Wednesday, October 24, 2012

EMU Monitoring with Zenoss


That probably should actually read "attempted EMU monitoring with zenoss."

I'm using Zenoss 4. It's really, horribly painful to use. What documentation I can find is for previous versions, and they don't seem to apply to v4. 

There's an easy to use script that actually installs Zenoss. It seems to Just Work, though it assumes that you don't currently have MySQL installed or running, and if you do, you have to remove it. Not a problem on a separate VM or host, but if you're trying to share with another application that uses MySQL, you'll have to install it by hand.

After a bit of flailing, I finally figured out how to add a new monitoring template, so that I could pull in the AP9340s and NetBotz devices (go to Advanced -> Monitoring Templates, had to add a new template to the / path using the + sign at the bottom left).

You then have to select each individual data point and add it to a graph. The names seem to be consistent across devices, so when I tried to change the name of a sensor on one device to reflect it's location, it switched on all of them. There may be a way to work around this, but hell if I can figure it out.

I have yet to successfully load a MIB or ZenPack. The PowerNet MIB that I've been using with my script apparently has some sort of syntax error that Zenoss refuses to load. The handy ZenPacks that Zenoss has to pull this stuff in automatically don't seem to load under Zenoss 4.

Still going to play with it a bit, but I think we might need to look elsewhere for something useful. Aside from the graphing that I've been successful in doing with the NetBotz and 9340s, I've had better luck with bash. Zenoss LOOKS really promising, and has a lot of features that might be handy, but Nagios seems much easier to configure and use for alerting, and I can't get the stuff that Zenoss does that Nagios doesn't do to work at all.

Guess we'll see.

Friday, September 28, 2012

Login Attempts from the Wild 'Net

So, I've had a box with an ssh port exposed to the Internet for a month or two, now. In that time, I've logged 15947 failed connection attempts to the server. Some of them are legitimate, me just mistyping a password (2 to my user, probably a couple oopses from me on root).

Using lastb, I can see the last failed attempts to the host.

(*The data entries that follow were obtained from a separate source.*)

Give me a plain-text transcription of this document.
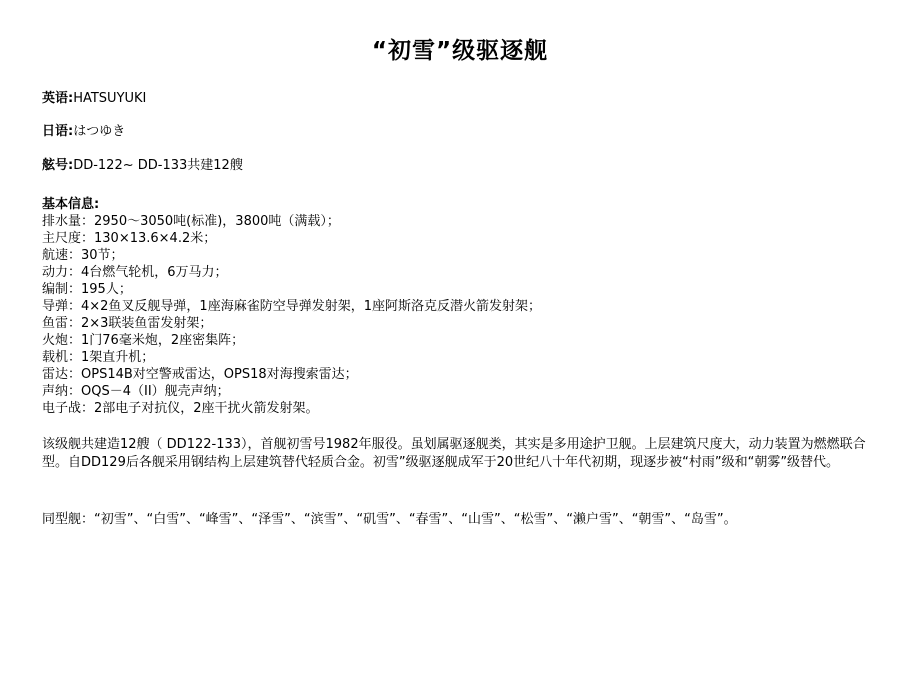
“初雪”级驱逐舰
英语:HATSUYUKI
日语:はつゆき
舷号:DD-122~ DD-133共建12艘
基本信息:
排水量：2950～3050吨(标准)，3800吨（满载）；
主尺度：130×13.6×4.2米；
航速：30节；
动力：4台燃气轮机，6万马力；
编制：195人；
导弹：4×2鱼叉反舰导弹，1座海麻雀防空导弹发射架，1座阿斯洛克反潜火箭发射架；
鱼雷：2×3联装鱼雷发射架；
火炮：1门76毫米炮，2座密集阵；
载机：1架直升机；
雷达：OPS14B对空警戒雷达，OPS18对海搜索雷达；
声纳：OQS－4（II）舰壳声纳；
电子战：2部电子对抗仪，2座干扰火箭发射架。
该级舰共建造12艘（ DD122-133），首舰初雪号1982年服役。虽划属驱逐舰类，其实是多用途护卫舰。上层建筑尺度大，动力装置为燃燃联合型。自DD129后各舰采用钢结构上层建筑替代轻质合金。初雪”级驱逐舰成军于20世纪八十年代初期，现逐步被“村雨”级和“朝雾”级替代。
同型舰：“初雪”、“白雪”、“峰雪”、“泽雪”、“滨雪”、“矶雪”、“春雪”、“山雪”、“松雪”、“濑户雪”、“朝雪”、“岛雪”。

Looking at the list of users (and number of attempts) that people tried to log in as...

3544 r00t
3065  root
42 xbox
118 www
4 webadmin
44 sysadmin
286 admin
20 Admin
20 webmaster
108 webmail
50 web
2 vpnuser
4 nobody
32 apache

 Those are some of the most interesting. The rest are random names of all ethnicities, random letters,  assorted characters, etc. There may be a few other common logins, but I didn't do a full dive through the list.

The more interesting part is that it seems that most of these connections were from about a dozen IPs.

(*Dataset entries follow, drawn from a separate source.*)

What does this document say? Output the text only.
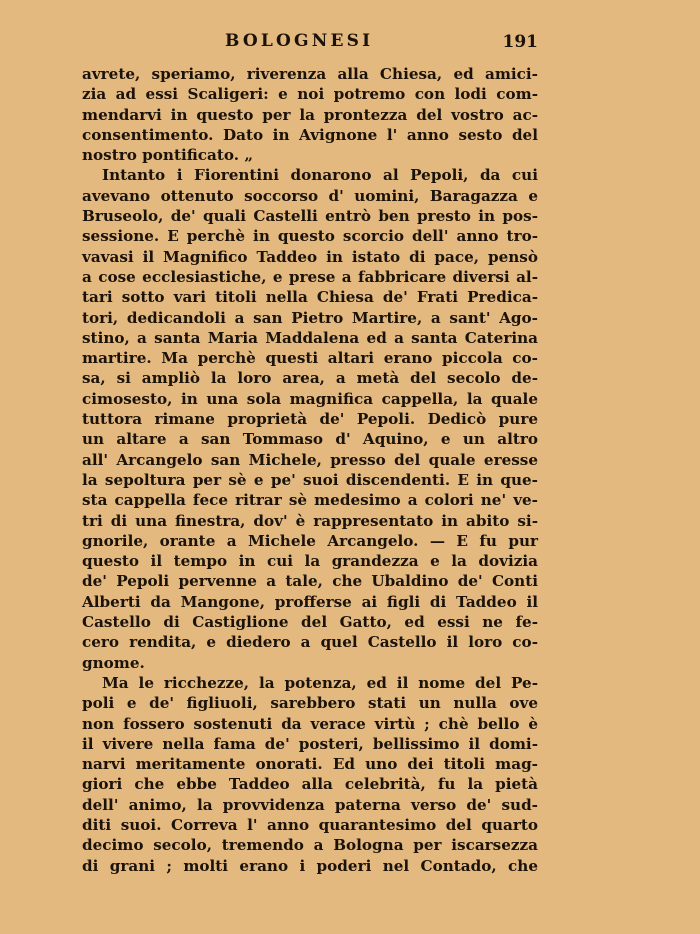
BOLOGNESI	191
avrete, speriamo, riverenza alla Chiesa, ed amici-
zia ad essi Scaligeri: e noi potremo con lodi com-
mendarvi in questo per la prontezza del vostro ac-
consentimento. Dato in Avignone l' anno sesto del
nostro pontificato. „
Intanto i Fiorentini donarono al Pepoli, da cui
avevano ottenuto soccorso d' uomini, Baragazza e
Bruseolo, de' quali Castelli entrò ben presto in pos-
sessione. E perchè in questo scorcio dell' anno tro-
vavasi il Magnifico Taddeo in istato di pace, pensò
a cose ecclesiastiche, e prese a fabbricare diversi al-
tari sotto vari titoli nella Chiesa de' Frati Predica-
tori, dedicandoli a san Pietro Martire, a sant' Ago-
stino, a santa Maria Maddalena ed a santa Caterina
martire. Ma perchè questi altari erano piccola co-
sa, si ampliò la loro area, a metà del secolo de-
cimosesto, in una sola magnifica cappella, la quale
tuttora rimane proprietà de' Pepoli. Dedicò pure
un altare a san Tommaso d' Aquino, e un altro
all' Arcangelo san Michele, presso del quale eresse
la sepoltura per sè e pe' suoi discendenti. E in que-
sta cappella fece ritrar sè medesimo a colori ne' ve-
tri di una finestra, dov' è rappresentato in abito si-
gnorile, orante a Michele Arcangelo. — E fu pur
questo il tempo in cui la grandezza e la dovizia
de' Pepoli pervenne a tale, che Ubaldino de' Conti
Alberti da Mangone, profferse ai figli di Taddeo il
Castello di Castiglione del Gatto, ed essi ne fe-
cero rendita, e diedero a quel Castello il loro co-
gnome.
Ma le ricchezze, la potenza, ed il nome del Pe-
poli e de' figliuoli, sarebbero stati un nulla ove
non fossero sostenuti da verace virtù ; chè bello è
il vivere nella fama de' posteri, bellissimo il domi-
narvi meritamente onorati. Ed uno dei titoli mag-
giori che ebbe Taddeo alla celebrità, fu la pietà
dell' animo, la provvidenza paterna verso de' sud-
diti suoi. Correva l' anno quarantesimo del quarto
decimo secolo, tremendo a Bologna per iscarsezza
di grani ; molti erano i poderi nel Contado, che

I use fairly strong passwords, some of them are generated with mkpasswd (included when you install expect), some are generated by the password generator in KeePassX. I also don't allow ssh logins as root to that machine.

Since I started paying attention to this, I've started running fail2ban and DenyHosts. I probably don't need both, but I'll see what they turn up. I started DenyHosts first, and it scraped the existing logs and blacklisted a dozen IPs.

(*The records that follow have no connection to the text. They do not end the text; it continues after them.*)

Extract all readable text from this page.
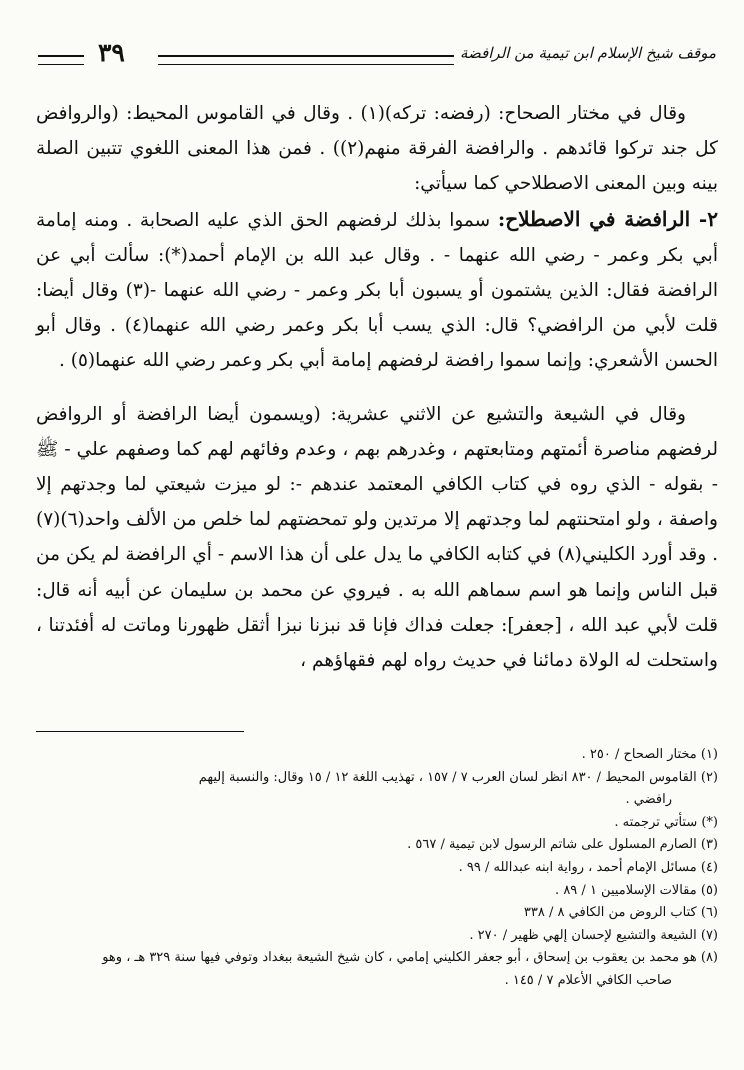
موقف شيخ الإسلام ابن تيمية من الرافضة
٣٩

وقال في مختار الصحاح: (رفضه: تركه)(١) . وقال في القاموس المحيط: (والروافض كل جند تركوا قائدهم . والرافضة الفرقة منهم(٢)) . فمن هذا المعنى اللغوي تتبين الصلة بينه وبين المعنى الاصطلاحي كما سيأتي:

٢- الرافضة في الاصطلاح: سموا بذلك لرفضهم الحق الذي عليه الصحابة . ومنه إمامة أبي بكر وعمر - رضي الله عنهما - . وقال عبد الله بن الإمام أحمد(*): سألت أبي عن الرافضة فقال: الذين يشتمون أو يسبون أبا بكر وعمر - رضي الله عنهما -(٣) وقال أيضا: قلت لأبي من الرافضي؟ قال: الذي يسب أبا بكر وعمر رضي الله عنهما(٤) . وقال أبو الحسن الأشعري: وإنما سموا رافضة لرفضهم إمامة أبي بكر وعمر رضي الله عنهما(٥) .

وقال في الشيعة والتشيع عن الاثني عشرية: (ويسمون أيضا الرافضة أو الروافض لرفضهم مناصرة أئمتهم ومتابعتهم ، وغدرهم بهم ، وعدم وفائهم لهم كما وصفهم علي - ﷺ - بقوله - الذي روه في كتاب الكافي المعتمد عندهم -: لو ميزت شيعتي لما وجدتهم إلا واصفة ، ولو امتحنتهم لما وجدتهم إلا مرتدين ولو تمحضتهم لما خلص من الألف واحد(٦)(٧) . وقد أورد الكليني(٨) في كتابه الكافي ما يدل على أن هذا الاسم - أي الرافضة لم يكن من قبل الناس وإنما هو اسم سماهم الله به . فيروي عن محمد بن سليمان عن أبيه أنه قال: قلت لأبي عبد الله ، [جعفر]: جعلت فداك فإنا قد نبزنا نبزا أثقل ظهورنا وماتت له أفئدتنا ، واستحلت له الولاة دمائنا في حديث رواه لهم فقهاؤهم ،

(١) مختار الصحاح / ٢٥٠ .
(٢) القاموس المحيط / ٨٣٠ انظر لسان العرب ٧ / ١٥٧ ، تهذيب اللغة ١٢ / ١٥ وقال: والنسبة إليهم
رافضي .
(*) ستأتي ترجمته .
(٣) الصارم المسلول على شاتم الرسول لابن تيمية / ٥٦٧ .
(٤) مسائل الإمام أحمد ، رواية ابنه عبدالله / ٩٩ .
(٥) مقالات الإسلاميين ١ / ٨٩ .
(٦) كتاب الروض من الكافي ٨ / ٣٣٨
(٧) الشيعة والتشيع لإحسان إلهي ظهير / ٢٧٠ .
(٨) هو محمد بن يعقوب بن إسحاق ، أبو جعفر الكليني إمامي ، كان شيخ الشيعة ببغداد وتوفي فيها سنة ٣٢٩ هـ ، وهو
صاحب الكافي الأعلام ٧ / ١٤٥ .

I was looking into using iptables to ratelimit connections, but it requires a particular flag compiled into the kernel, and I really don't feel like re-compiling a new kernel with every update, and my kernel doesn't ship with it enabled. I may have to find another method of doing this, though I believe that fail2ban and DenyHosts will help with this.

Guess the moral of the story is use strong passwords, and avoid using common login names, if possible. By using something like DenyHost or fail2ban, or sshguard, you can slow down attackers as well. I used to have ssh on a non-standard port, which might help to some degree - at least until someone scans for open ports.

I'm also considering picking up something cheap - a raspberry pi, sheevaplug, or similar, and having it act as a border guard. I can connect to it and bounce into everything else in my network.


Friday, June 15, 2012

Accessing SNMP Temperature information on a NetBotz 200 + NetBotz 150

Right, so a delivery of shiny new toys just arrived for me to play with^W^W set up and do work with.

The NetBotz 200 is the modern, new version of the AP9340 EMU. It has the ability to chain up to a dozen NetBotz 150 sensor pods off of it, effectively adding 6 additional sensor ports per pod. This uses some goofy proprietary PoE-ish type thing to connect them, over your run-of-the-mill cat 5/RJ45 cable (don't forget the included terminators on the unused ports).

I picked up a pair of the 200's and a pair of the 150's. The 200's arrived first, so I fired one up at my desk to start poking around. It's very similar to the AP9340's, and actually uses the same OIDs.

Both the AP9340 and the NetBotz 200 use the following OIDs for the temperature and humidity, as well as naming:

1.3.6.1.4.1.318.1.1.10.4.2.3.1.3.0.1  - Sensor Name
1.3.6.1.4.1.318.1.1.10.4.2.3.1.4.0.1  - Sensor Location
1.3.6.1.4.1.318.1.1.10.4.2.3.1.5.0.1  - Temperature
1.3.6.1.4.1.318.1.1.10.4.2.3.1.6.0.1  - Humidity

Like before, if you increment the last digit you'll get the different ports (.1 is for port 1, .2 is port 2, .6 is port 6, etc). Since the NetBotz 150 pods are dumb units, and just add additional port capacity to the 200, my first inclination was that port 1 on the 150 would show up as port 7, giving it an OID of
1.3.6.1.4.1.318.1.1.10.4.2.3.1.4.0.7
This turned out to not be the case. A simple snmpwalk against  1.3.6.1.4.1.318.1.1.10.4.2.3.1
turned up that the second to last digit is significant for the device that the sensor is connected to. Thus, for the first 150 in the chain, you use the following OIDs:

1.3.6.1.4.1.318.1.1.10.4.2.3.1.3.1.1  - Sensor Name
1.3.6.1.4.1.318.1.1.10.4.2.3.1.4.1.1  - Sensor Location
1.3.6.1.4.1.318.1.1.10.4.2.3.1.5.1.1  - Temperature
1.3.6.1.4.1.318.1.1.10.4.2.3.1.6.1.1  - Humidity

My assumption is that the first port on the second 150 in the chain would be .2.1, third 150 would be .3.1, etc.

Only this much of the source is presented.